Global Biodata Coalition, Strasbourg, France.
University Library, University of Illinois at Urbana-Champaign, Urbana, Illinois, United States of America.
PLoS One. 2023 Nov 28;18(11):e0294812. doi: 10.1371/journal.pone.0294812. eCollection 2023.
Modern biological research depends on data resources. These resources archive difficult-to-reproduce data and provide added-value aggregation, curation, and analyses. Collectively, they constitute a global infrastructure of biodata resources. While the organic proliferation of biodata resources has enabled incredible research, sustained support for the individual resources that make up this distributed infrastructure is a challenge. The Global Biodata Coalition (GBC) was established by research funders in part to aid in developing sustainable funding strategies for biodata resources. An important component of this work is understanding the scope of the resource infrastructure; how many biodata resources there are, where they are, and how they are supported. Existing registries require self-registration and/or extensive curation, and we sought to develop a method for assembling a global inventory of biodata resources that could be periodically updated with minimal human intervention. The approach we developed identifies biodata resources using open data from the scientific literature. Specifically, we used a machine learning-enabled natural language processing approach to identify biodata resources from titles and abstracts of life sciences publications contained in Europe PMC. Pretrained BERT (Bidirectional Encoder Representations from Transformers) models were fine-tuned to classify publications as describing a biodata resource or not and to predict the resource name using named entity recognition. To improve the quality of the resulting inventory, low-confidence predictions and potential duplicates were manually reviewed. Further information about the resources were then obtained using article metadata, such as funder and geolocation information. These efforts yielded an inventory of 3112 unique biodata resources based on articles published from 2011-2021. The code was developed to facilitate reuse and includes automated pipelines. All products of this effort are released under permissive licensing, including the biodata resource inventory itself (CC0) and all associated code (BSD/MIT).

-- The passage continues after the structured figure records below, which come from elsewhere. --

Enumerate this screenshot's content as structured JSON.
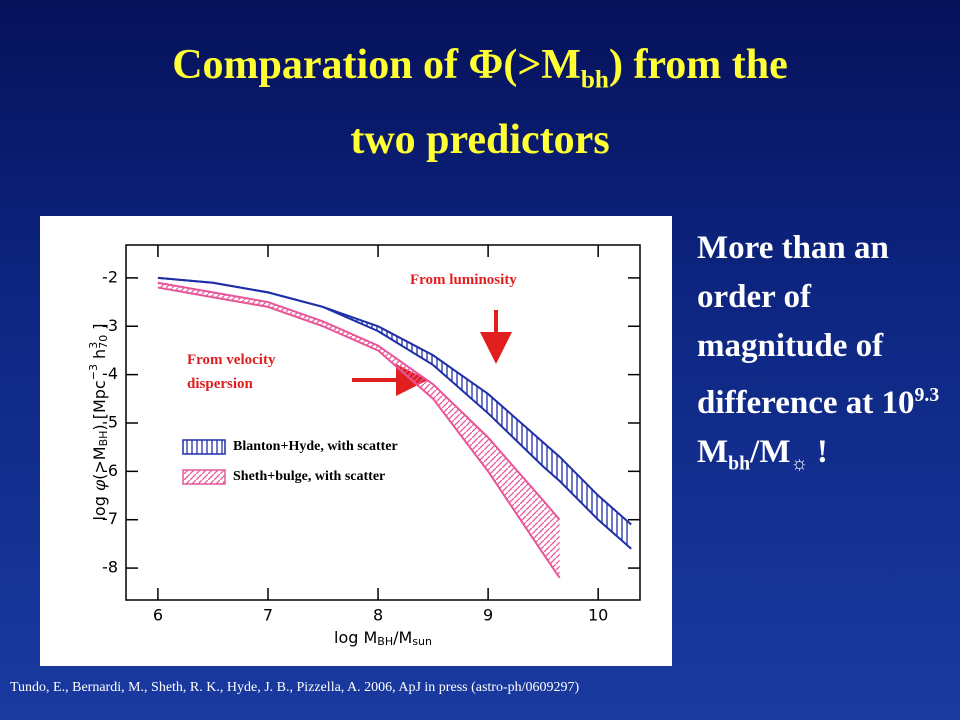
{
  "slide": {
    "title": [
      "Comparation of  Φ(>M",
      "bh",
      ") from the",
      "two predictors"
    ],
    "side_text": [
      "More than an order of magnitude of difference at 10",
      "9.3",
      "M",
      "bh",
      "/M",
      "☼",
      " !"
    ],
    "citation": "Tundo, E., Bernardi, M., Sheth, R. K., Hyde, J. B., Pizzella, A. 2006, ApJ in press  (astro-ph/0609297)"
  },
  "chart_data": {
    "type": "band",
    "xlabel": [
      "log M",
      "BH",
      "/M",
      "sun"
    ],
    "ylabel": [
      "log ",
      "φ",
      "(>M",
      "BH",
      ")  [Mpc",
      "−3",
      " h",
      "3",
      "70",
      " ]"
    ],
    "annotations": [
      "From luminosity",
      "From velocity dispersion"
    ],
    "x": [
      6,
      6.5,
      7,
      7.5,
      8,
      8.5,
      9,
      9.5,
      9.65,
      10,
      10.3
    ],
    "series": [
      {
        "name": "Blanton+Hyde, with scatter",
        "color": "#1f2fa8",
        "upper": [
          -2.0,
          -2.1,
          -2.3,
          -2.6,
          -3.0,
          -3.6,
          -4.4,
          -5.4,
          -5.7,
          -6.5,
          -7.1
        ],
        "lower": [
          -2.0,
          -2.1,
          -2.3,
          -2.6,
          -3.1,
          -3.8,
          -4.8,
          -5.9,
          -6.2,
          -7.0,
          -7.6
        ]
      },
      {
        "name": "Sheth+bulge, with scatter",
        "color": "#e8569a",
        "upper": [
          -2.1,
          -2.3,
          -2.5,
          -2.9,
          -3.4,
          -4.2,
          -5.3,
          -6.6,
          -7.0,
          null,
          null
        ],
        "lower": [
          -2.2,
          -2.4,
          -2.6,
          -3.0,
          -3.5,
          -4.5,
          -6.0,
          -7.7,
          -8.2,
          null,
          null
        ]
      }
    ],
    "xlim": [
      5.71,
      10.38
    ],
    "ylim": [
      -8.66,
      -1.32
    ],
    "xticks": [
      6,
      7,
      8,
      9,
      10
    ],
    "yticks": [
      -2,
      -3,
      -4,
      -5,
      -6,
      -7,
      -8
    ]
  }
}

现代生物学研究依赖于数据资源。这些资源归档了难以重现的数据,并提供了增值聚合、管理和分析。它们共同构成了一个全球性的生物数据资源基础设施。虽然生物数据资源的有机增长使研究变得令人难以置信,但要持续支持构成这一分布式基础设施的各个资源是一个挑战。全球生物数据联盟 (GBC) 的成立部分是为了帮助制定生物数据资源的可持续资助策略。这项工作的一个重要组成部分是了解资源基础设施的范围;有多少生物数据资源,它们在哪里,以及它们是如何得到支持的。现有的登记处需要自我登记和/或广泛的管理,我们试图开发一种方法来汇编一个全球性的生物数据资源清单,该清单可以在最少的人工干预下定期更新。我们开发的方法使用来自科学文献的开放数据来识别生物数据资源。具体来说,我们使用了一种基于机器学习的自然语言处理方法,从欧洲 PMC 中包含的生命科学出版物的标题和摘要中识别生物数据资源。经过预训练的 BERT(来自 Transformer 的双向编码器表示)模型被微调,以分类出版物是否描述了生物数据资源,并使用命名实体识别来预测资源名称。为了提高库存的质量,对低置信度的预测和潜在的重复项进行了手动审查。然后使用文章元数据(如资助者和地理位置信息)获取有关资源的更多信息。这些努力产生了一个基于 2011 年至 2021 年发表的文章的 3112 个独特生物数据资源的清单。该代码是为了促进重用而开发的,包括自动化管道。这项工作的所有产品都以宽松的许可证发布,包括生物数据资源清单本身(CC0)和所有相关代码(BSD/MIT)。